2026-06-17

What is speculative decoding?

Speculative decoding is a text-generation trick that lets a fast “draft” model propose several next tokens and then uses a larger “target” model to verify them, often reducing end-to-end latency without changing the final output distribution.

Why it matters

Autoregressive LLMs normally generate one token at a time, and each token requires a full forward pass through the big model. That is accurate, but it can be slow.

Speculative decoding matters when you want lower latency or higher throughput without switching to a smaller, lower-quality model. In practice, it is most useful when:

the target model is expensive to run,
you can afford an extra smaller model alongside it,
and your workload is generation-heavy, such as chat, autocomplete, or code synthesis.

It is not a model change so much as a decoding strategy: you keep the same target model, but you change how tokens are proposed and checked.

How it works

The core idea is simple:

A small draft model generates a short candidate continuation, for example a few tokens ahead.
The large target model evaluates those candidates in parallel.
Tokens that the target model would have produced are accepted.
When a candidate token disagrees, the target model samples the correct next token itself and the process repeats.

This works because the target model can often verify multiple tokens in one pass more cheaply than generating them one-by-one. If the draft model is reasonably aligned with the target model, many proposed tokens get accepted, so you save time.

The important guarantee from the original method is that, when implemented correctly, the final token distribution matches the target model’s distribution. In other words, it speeds up decoding without turning the result into “whatever the small model guessed.”

Tiny concrete example

Suppose the target model would likely continue:

“The capital of France is Paris.”

A draft model proposes:

“The capital of France is Paris and”

The target model checks those proposed tokens. If it agrees through “Paris” but not “and,” it accepts the matching prefix and then samples the next token itself, continuing generation from there.

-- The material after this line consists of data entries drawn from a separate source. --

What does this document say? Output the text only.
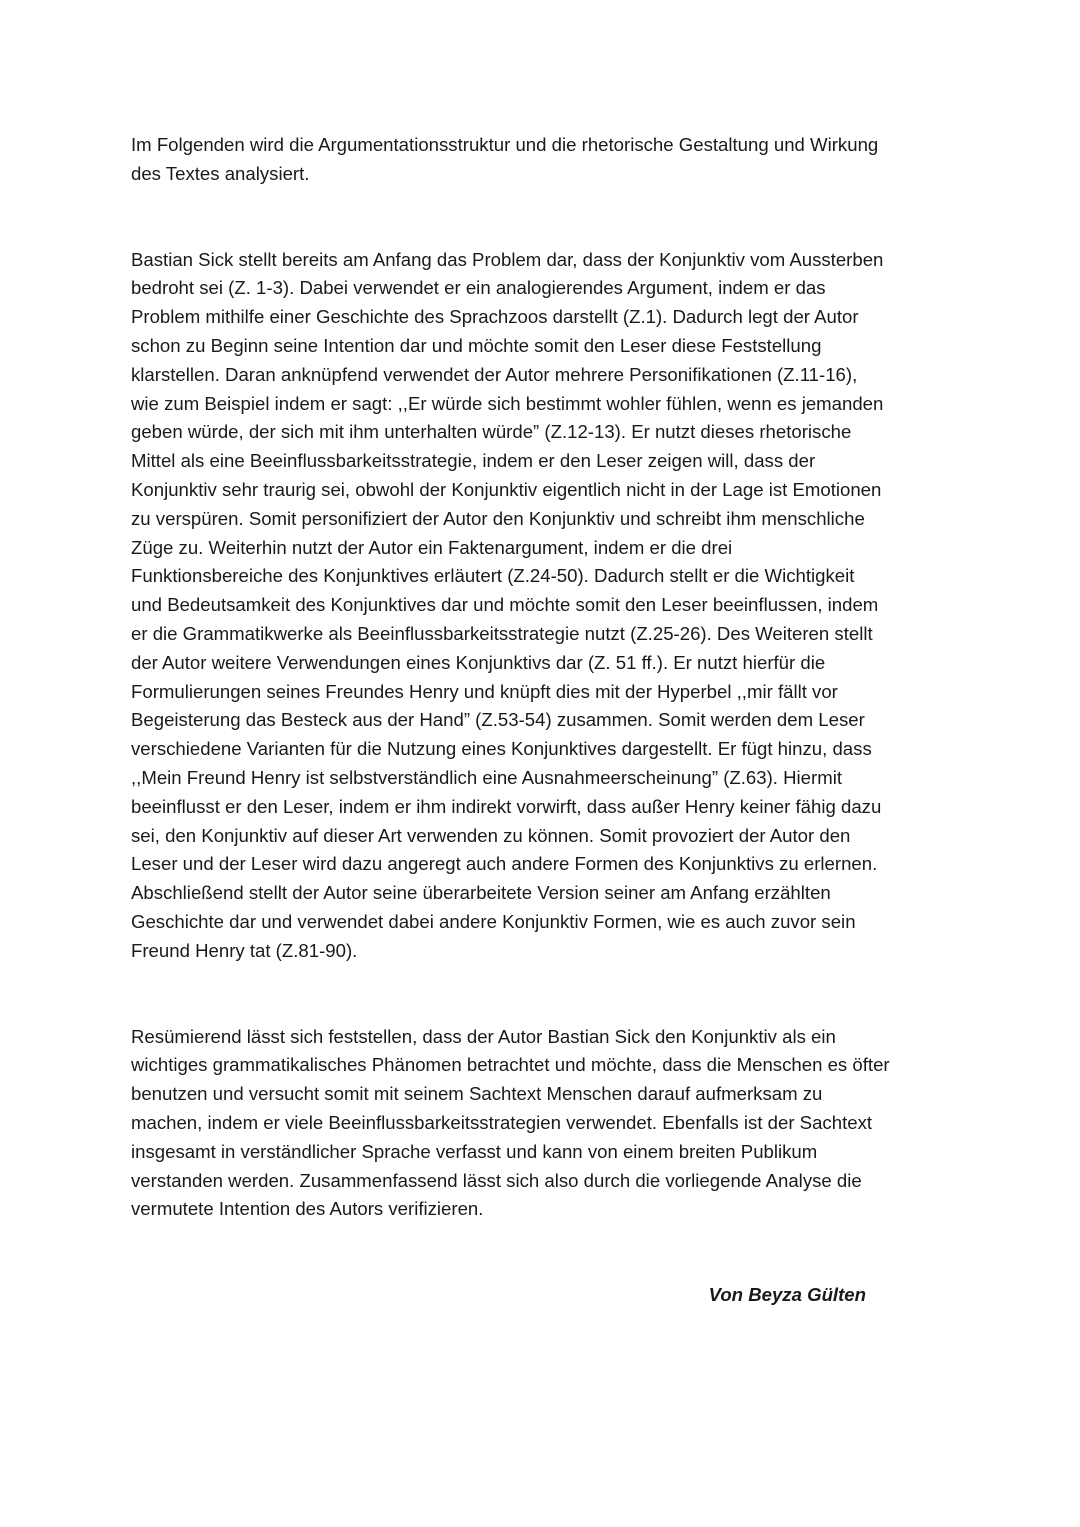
Im Folgenden wird die Argumentationsstruktur und die rhetorische Gestaltung und Wirkung
des Textes analysiert.

Bastian Sick stellt bereits am Anfang das Problem dar, dass der Konjunktiv vom Aussterben
bedroht sei (Z. 1-3). Dabei verwendet er ein analogierendes Argument, indem er das
Problem mithilfe einer Geschichte des Sprachzoos darstellt (Z.1). Dadurch legt der Autor
schon zu Beginn seine Intention dar und möchte somit den Leser diese Feststellung
klarstellen. Daran anknüpfend verwendet der Autor mehrere Personifikationen (Z.11-16),
wie zum Beispiel indem er sagt: ,,Er würde sich bestimmt wohler fühlen, wenn es jemanden
geben würde, der sich mit ihm unterhalten würde” (Z.12-13). Er nutzt dieses rhetorische
Mittel als eine Beeinflussbarkeitsstrategie, indem er den Leser zeigen will, dass der
Konjunktiv sehr traurig sei, obwohl der Konjunktiv eigentlich nicht in der Lage ist Emotionen
zu verspüren. Somit personifiziert der Autor den Konjunktiv und schreibt ihm menschliche
Züge zu. Weiterhin nutzt der Autor ein Faktenargument, indem er die drei
Funktionsbereiche des Konjunktives erläutert (Z.24-50). Dadurch stellt er die Wichtigkeit
und Bedeutsamkeit des Konjunktives dar und möchte somit den Leser beeinflussen, indem
er die Grammatikwerke als Beeinflussbarkeitsstrategie nutzt (Z.25-26). Des Weiteren stellt
der Autor weitere Verwendungen eines Konjunktivs dar (Z. 51 ff.). Er nutzt hierfür die
Formulierungen seines Freundes Henry und knüpft dies mit der Hyperbel ,,mir fällt vor
Begeisterung das Besteck aus der Hand” (Z.53-54) zusammen. Somit werden dem Leser
verschiedene Varianten für die Nutzung eines Konjunktives dargestellt. Er fügt hinzu, dass
,,Mein Freund Henry ist selbstverständlich eine Ausnahmeerscheinung” (Z.63). Hiermit
beeinflusst er den Leser, indem er ihm indirekt vorwirft, dass außer Henry keiner fähig dazu
sei, den Konjunktiv auf dieser Art verwenden zu können. Somit provoziert der Autor den
Leser und der Leser wird dazu angeregt auch andere Formen des Konjunktivs zu erlernen.
Abschließend stellt der Autor seine überarbeitete Version seiner am Anfang erzählten
Geschichte dar und verwendet dabei andere Konjunktiv Formen, wie es auch zuvor sein
Freund Henry tat (Z.81-90).

Resümierend lässt sich feststellen, dass der Autor Bastian Sick den Konjunktiv als ein
wichtiges grammatikalisches Phänomen betrachtet und möchte, dass die Menschen es öfter
benutzen und versucht somit mit seinem Sachtext Menschen darauf aufmerksam zu
machen, indem er viele Beeinflussbarkeitsstrategien verwendet. Ebenfalls ist der Sachtext
insgesamt in verständlicher Sprache verfasst und kann von einem breiten Publikum
verstanden werden. Zusammenfassend lässt sich also durch die vorliegende Analyse die
vermutete Intention des Autors verifizieren.

Von Beyza Gülten
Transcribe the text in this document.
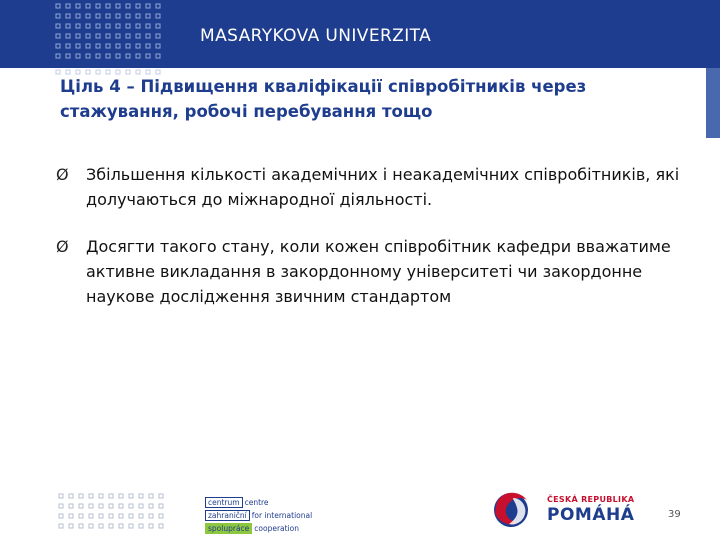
MASARYKOVA UNIVERZITA
Ціль 4 – Підвищення кваліфікації співробітників через стажування, робочі перебування тощо
Ø Збільшення кількості академічних і неакадемічних співробітників, які долучаються до міжнародної діяльності.
Ø Досягти такого стану, коли кожен співробітник кафедри вважатиме активне викладання в закордонному університеті чи закордонне наукове дослідження звичним стандартом
centrum centre
zahraniční for international
spolupráce cooperation
ČESKÁ REPUBLIKA
POMÁHÁ	39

So the user sees the same kind of output they would have gotten from the target model, but some of the work was done by a cheaper proposer.

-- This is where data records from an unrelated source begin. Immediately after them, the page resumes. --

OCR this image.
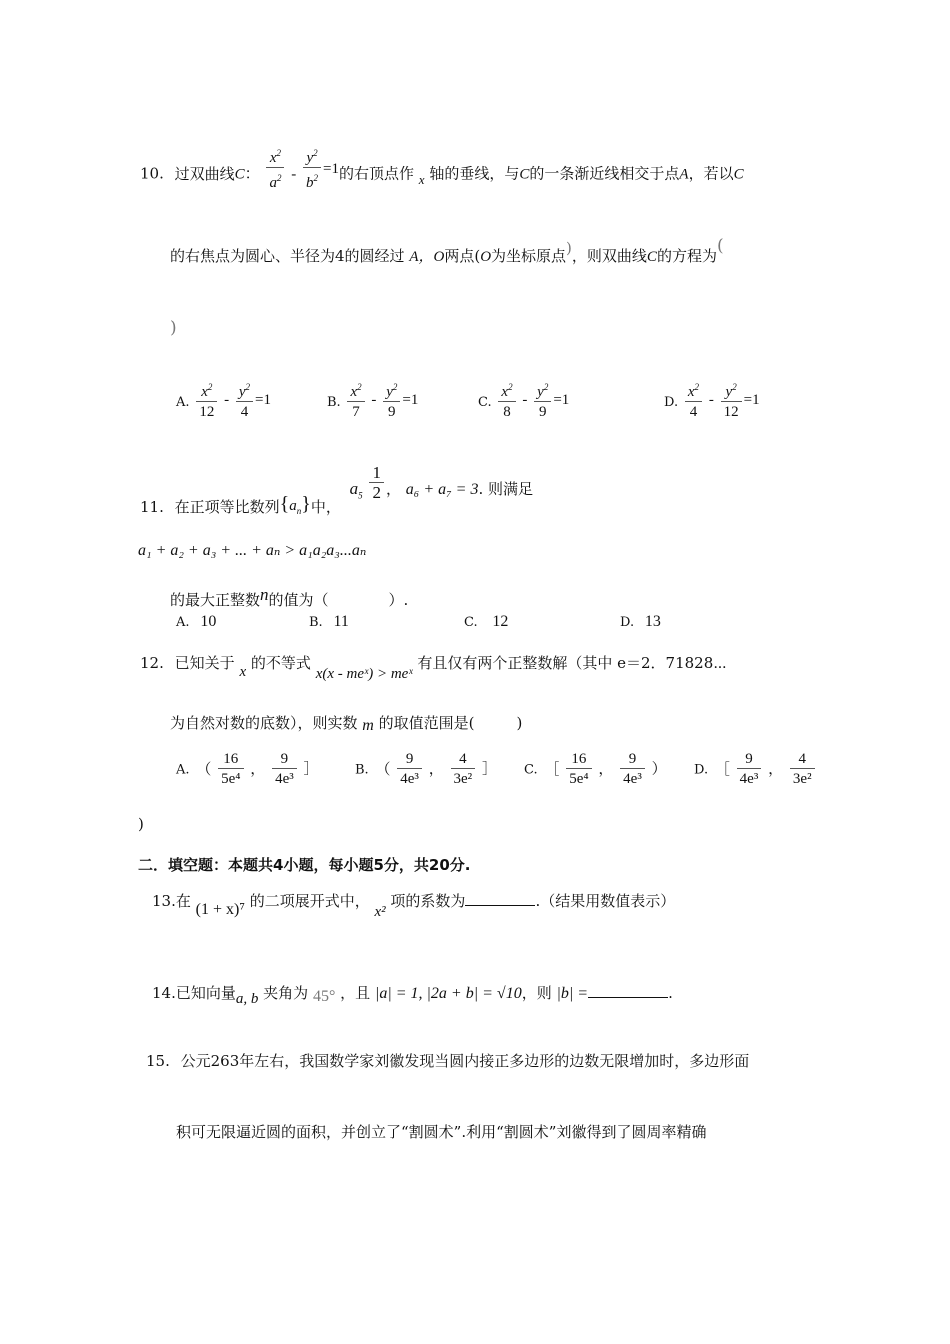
10. 过双曲线C： $\frac{x^2}{a^2} - \frac{y^2}{b^2} =1$的右顶点作 x 轴的垂线，与C的一条渐近线相交于点A，若以C
的右焦点为圆心、半径为4的圆经过 A，O两点(O为坐标原点)，则双曲线C的方程为(
)
A. $\frac{x^2}{12} - \frac{y^2}{4} =1$	B. $\frac{x^2}{7} - \frac{y^2}{9} =1$	C. $\frac{x^2}{8} - \frac{y^2}{9} =1$	D. $\frac{x^2}{4} - \frac{y^2}{12} =1$
11. 在正项等比数列$\{a_n\}$中， $a_5 \frac{1}{2}$ ， a₆ + a₇ = 3. 则满足
a₁ + a₂ + a₃ + ... + aₙ > a₁a₂a₃...aₙ
的最大正整数n的值为（	）.
A. 10	B. 11	C. 12	D. 13
12. 已知关于 x 的不等式 x(x - meˣ) > meˣ 有且仅有两个正整数解（其中 e＝2．71828⋯
为自然对数的底数），则实数 m 的取值范围是(	)
A. （ $\frac{16}{\text{5e⁴}}$ ， $\frac{9}{\text{4e³}}$ ］	B. （ $\frac{9}{\text{4e³}}$ ， $\frac{4}{\text{3e²}}$ ］ C. ［ $\frac{16}{\text{5e⁴}}$ ， $\frac{9}{\text{4e³}}$ ） D. ［ $\frac{9}{\text{4e³}}$ ， $\frac{4}{\text{3e²}}$
)
二．填空题：本题共4小题，每小题5分，共20分.
13.在 (1 + x)⁷ 的二项展开式中， x² 项的系数为	.（结果用数值表示）
14.已知向量a, b 夹角为 45° ，且 |a| = 1, |2a + b| = √10，则 |b| =	.
15. 公元263年左右，我国数学家刘徽发现当圆内接正多边形的边数无限增加时，多边形面
积可无限逼近圆的面积，并创立了“割圆术”.利用“割圆术”刘徽得到了圆周率精确
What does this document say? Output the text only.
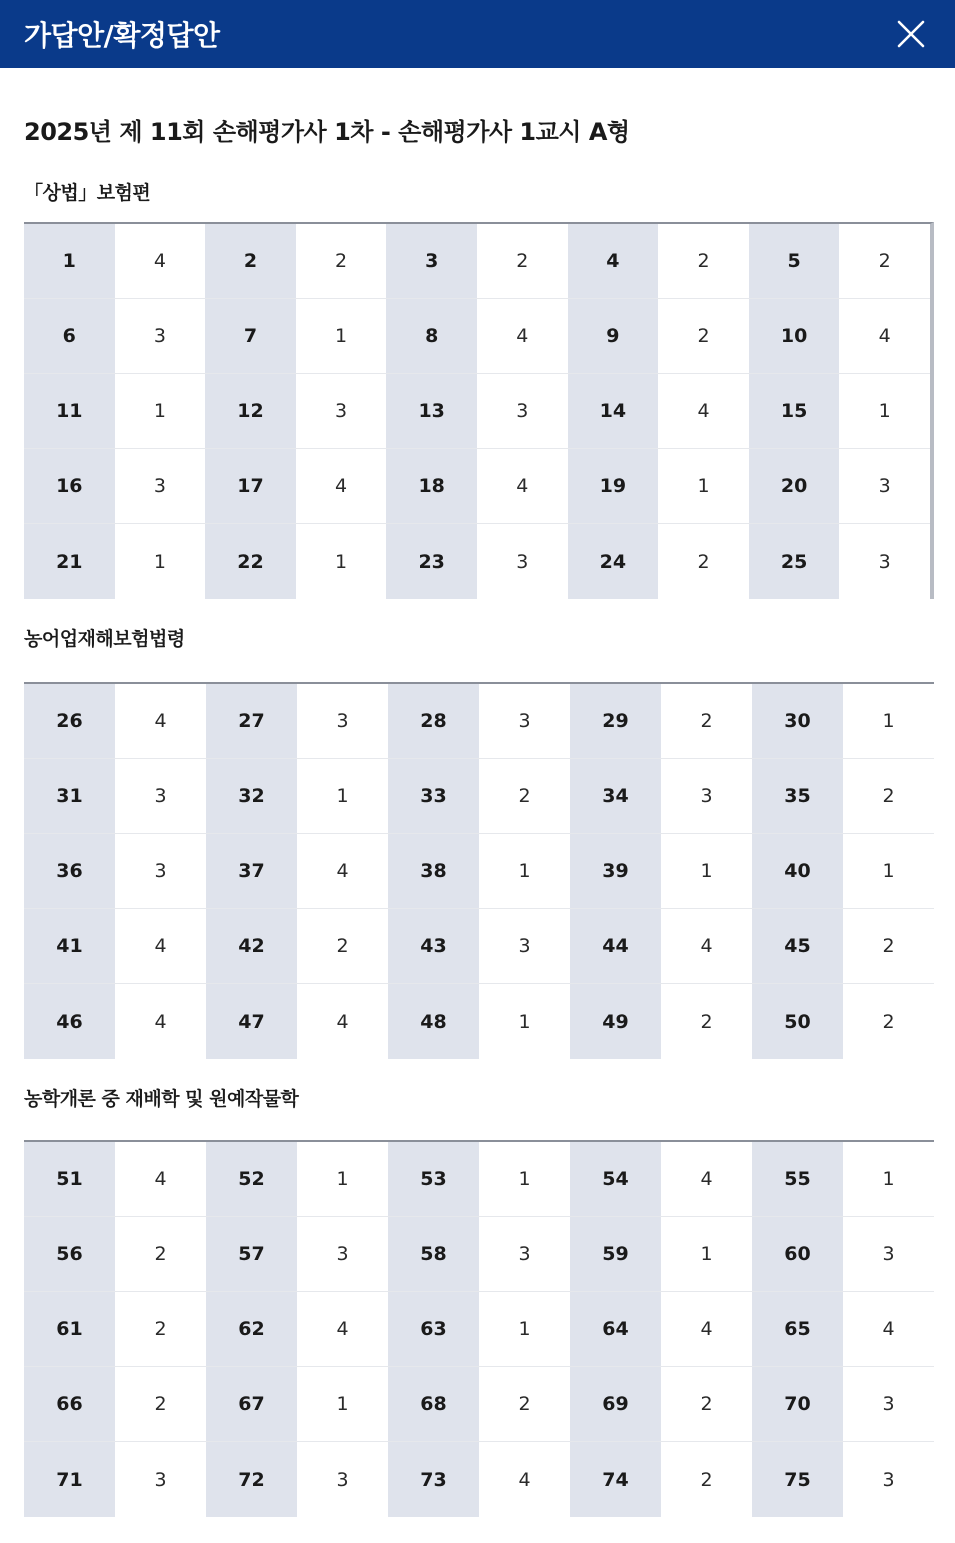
가답안/확정답안
2025년 제 11회 손해평가사 1차 - 손해평가사 1교시 A형
「상법」보험편
1	4	2	2	3	2	4	2	5	2
6	3	7	1	8	4	9	2	10	4
11	1	12	3	13	3	14	4	15	1
16	3	17	4	18	4	19	1	20	3
21	1	22	1	23	3	24	2	25	3
농어업재해보험법령
26	4	27	3	28	3	29	2	30	1
31	3	32	1	33	2	34	3	35	2
36	3	37	4	38	1	39	1	40	1
41	4	42	2	43	3	44	4	45	2
46	4	47	4	48	1	49	2	50	2
농학개론 중 재배학 및 원예작물학
51	4	52	1	53	1	54	4	55	1
56	2	57	3	58	3	59	1	60	3
61	2	62	4	63	1	64	4	65	4
66	2	67	1	68	2	69	2	70	3
71	3	72	3	73	4	74	2	75	3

Common pitfalls / when NOT to use it

If the draft model is too weak, acceptance rates drop. Then you pay overhead for little benefit.
It adds system complexity. You need two models or two decoding paths, plus orchestration logic.
It is not a universal speedup. For very small models or very short outputs, the extra verification can outweigh the gains.
It does not fix memory bottlenecks by itself. If your main problem is KV-cache size or batch fragmentation, speculative decoding is not the first lever to pull.
It is sometimes confused with beam search or distillation. Those are different: beam search changes the search strategy; speculative decoding changes how you propose and verify tokens; distillation changes the model itself.

In practice, teams usually try it when they already have a strong serving setup and want more tokens per second without sacrificing output quality.